At the same time, while consultancies – particularly generalist firms – might see a decrease in some lines of work, Wadeson contended they will likely see this countered by an increase in other kinds of demand. Firms like the Big Four may well benefit from the same spike as Quantuma, with more distressed clients seeking advisory services as they weigh up their futures. The consulting industry’s agility may also be helping it cope.
“Moving our advisory work onto digital platforms doesn’t seem to have had a noticeable impact. Everyone has moved pretty well into the new normal, and as I say, we’re busier than ever.”

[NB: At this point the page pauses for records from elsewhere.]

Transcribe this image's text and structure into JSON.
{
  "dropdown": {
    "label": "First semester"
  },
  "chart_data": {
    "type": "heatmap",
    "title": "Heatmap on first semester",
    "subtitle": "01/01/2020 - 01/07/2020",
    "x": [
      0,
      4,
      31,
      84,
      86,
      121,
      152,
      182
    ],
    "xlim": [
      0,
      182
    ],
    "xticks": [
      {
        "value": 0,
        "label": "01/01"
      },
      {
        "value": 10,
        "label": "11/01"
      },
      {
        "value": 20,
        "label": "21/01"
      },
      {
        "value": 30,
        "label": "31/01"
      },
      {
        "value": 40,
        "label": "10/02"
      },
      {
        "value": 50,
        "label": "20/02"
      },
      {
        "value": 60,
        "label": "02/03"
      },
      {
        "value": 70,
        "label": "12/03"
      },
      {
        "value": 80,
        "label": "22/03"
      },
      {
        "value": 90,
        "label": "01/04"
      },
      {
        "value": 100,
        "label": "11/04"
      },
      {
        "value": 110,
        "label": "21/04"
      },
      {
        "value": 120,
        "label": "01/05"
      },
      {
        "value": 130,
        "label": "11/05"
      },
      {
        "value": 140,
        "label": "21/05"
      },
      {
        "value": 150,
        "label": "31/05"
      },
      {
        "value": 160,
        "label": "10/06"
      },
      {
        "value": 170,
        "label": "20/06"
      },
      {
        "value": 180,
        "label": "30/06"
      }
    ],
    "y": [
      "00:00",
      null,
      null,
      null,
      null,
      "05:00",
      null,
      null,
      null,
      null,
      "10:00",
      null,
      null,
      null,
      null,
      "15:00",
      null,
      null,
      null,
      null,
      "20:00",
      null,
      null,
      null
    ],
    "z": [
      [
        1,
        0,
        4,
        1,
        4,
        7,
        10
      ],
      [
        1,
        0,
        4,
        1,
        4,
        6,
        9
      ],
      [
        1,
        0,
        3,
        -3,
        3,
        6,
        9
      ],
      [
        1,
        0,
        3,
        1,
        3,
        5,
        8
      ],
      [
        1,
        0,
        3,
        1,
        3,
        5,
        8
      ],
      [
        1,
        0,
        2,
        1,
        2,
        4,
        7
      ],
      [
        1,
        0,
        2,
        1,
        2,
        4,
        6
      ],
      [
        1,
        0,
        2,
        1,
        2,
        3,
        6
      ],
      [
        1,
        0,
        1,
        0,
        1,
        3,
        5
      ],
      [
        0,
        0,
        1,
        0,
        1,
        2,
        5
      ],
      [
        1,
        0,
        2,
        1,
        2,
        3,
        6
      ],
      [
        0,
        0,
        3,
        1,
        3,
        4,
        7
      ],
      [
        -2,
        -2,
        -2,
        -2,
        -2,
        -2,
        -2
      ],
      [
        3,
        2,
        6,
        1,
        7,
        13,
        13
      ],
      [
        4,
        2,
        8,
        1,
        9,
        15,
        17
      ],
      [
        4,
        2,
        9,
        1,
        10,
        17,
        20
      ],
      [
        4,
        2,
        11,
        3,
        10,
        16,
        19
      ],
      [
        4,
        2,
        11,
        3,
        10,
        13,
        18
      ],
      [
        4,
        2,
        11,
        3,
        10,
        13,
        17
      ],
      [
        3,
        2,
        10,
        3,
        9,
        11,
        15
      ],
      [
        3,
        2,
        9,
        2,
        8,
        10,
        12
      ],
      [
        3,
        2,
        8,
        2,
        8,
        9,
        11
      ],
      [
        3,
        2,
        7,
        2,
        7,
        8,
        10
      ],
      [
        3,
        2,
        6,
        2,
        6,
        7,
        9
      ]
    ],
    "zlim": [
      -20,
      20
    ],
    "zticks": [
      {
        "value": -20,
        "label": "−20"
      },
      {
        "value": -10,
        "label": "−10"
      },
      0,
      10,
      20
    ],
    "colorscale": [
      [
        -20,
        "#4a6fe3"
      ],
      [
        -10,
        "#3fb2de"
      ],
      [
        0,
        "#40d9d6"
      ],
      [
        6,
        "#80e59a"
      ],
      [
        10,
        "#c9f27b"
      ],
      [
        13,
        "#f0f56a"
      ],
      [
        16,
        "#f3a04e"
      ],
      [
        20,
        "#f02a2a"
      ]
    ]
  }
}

Speaking from Quantuma’s own experience, Wadeson said, “We’re an agile firm – from the start in 2013, all our systems have been set up on remote servers, so while 250 of us could be sat in any of our offices working, we’d still be ‘remote’. As a result, our existing IT systems mean we can take working from home in our stride in that regard… Obviously from an external perspective, we usually work with clients via physical meetings so that has been a challenge – one faced by the consulting industry as a whole – but moving our advisory work onto digital platforms doesn’t seem to have had a noticeable impact. Everyone has moved pretty well into the new normal, and as I say, we’re busier than ever.”
Consulting might well weather the storm then. In terms of the more general professional services market, however, it seems there has been a notable increase in other areas.
Wadeson concluded, “In terms of other market sectors; Quantuma has significant expertise in the mid-market legal space. We have noticed there that there has been a significant uptick in approaches for our services. In that space, there are a number of firms facing very serious levels of distress.”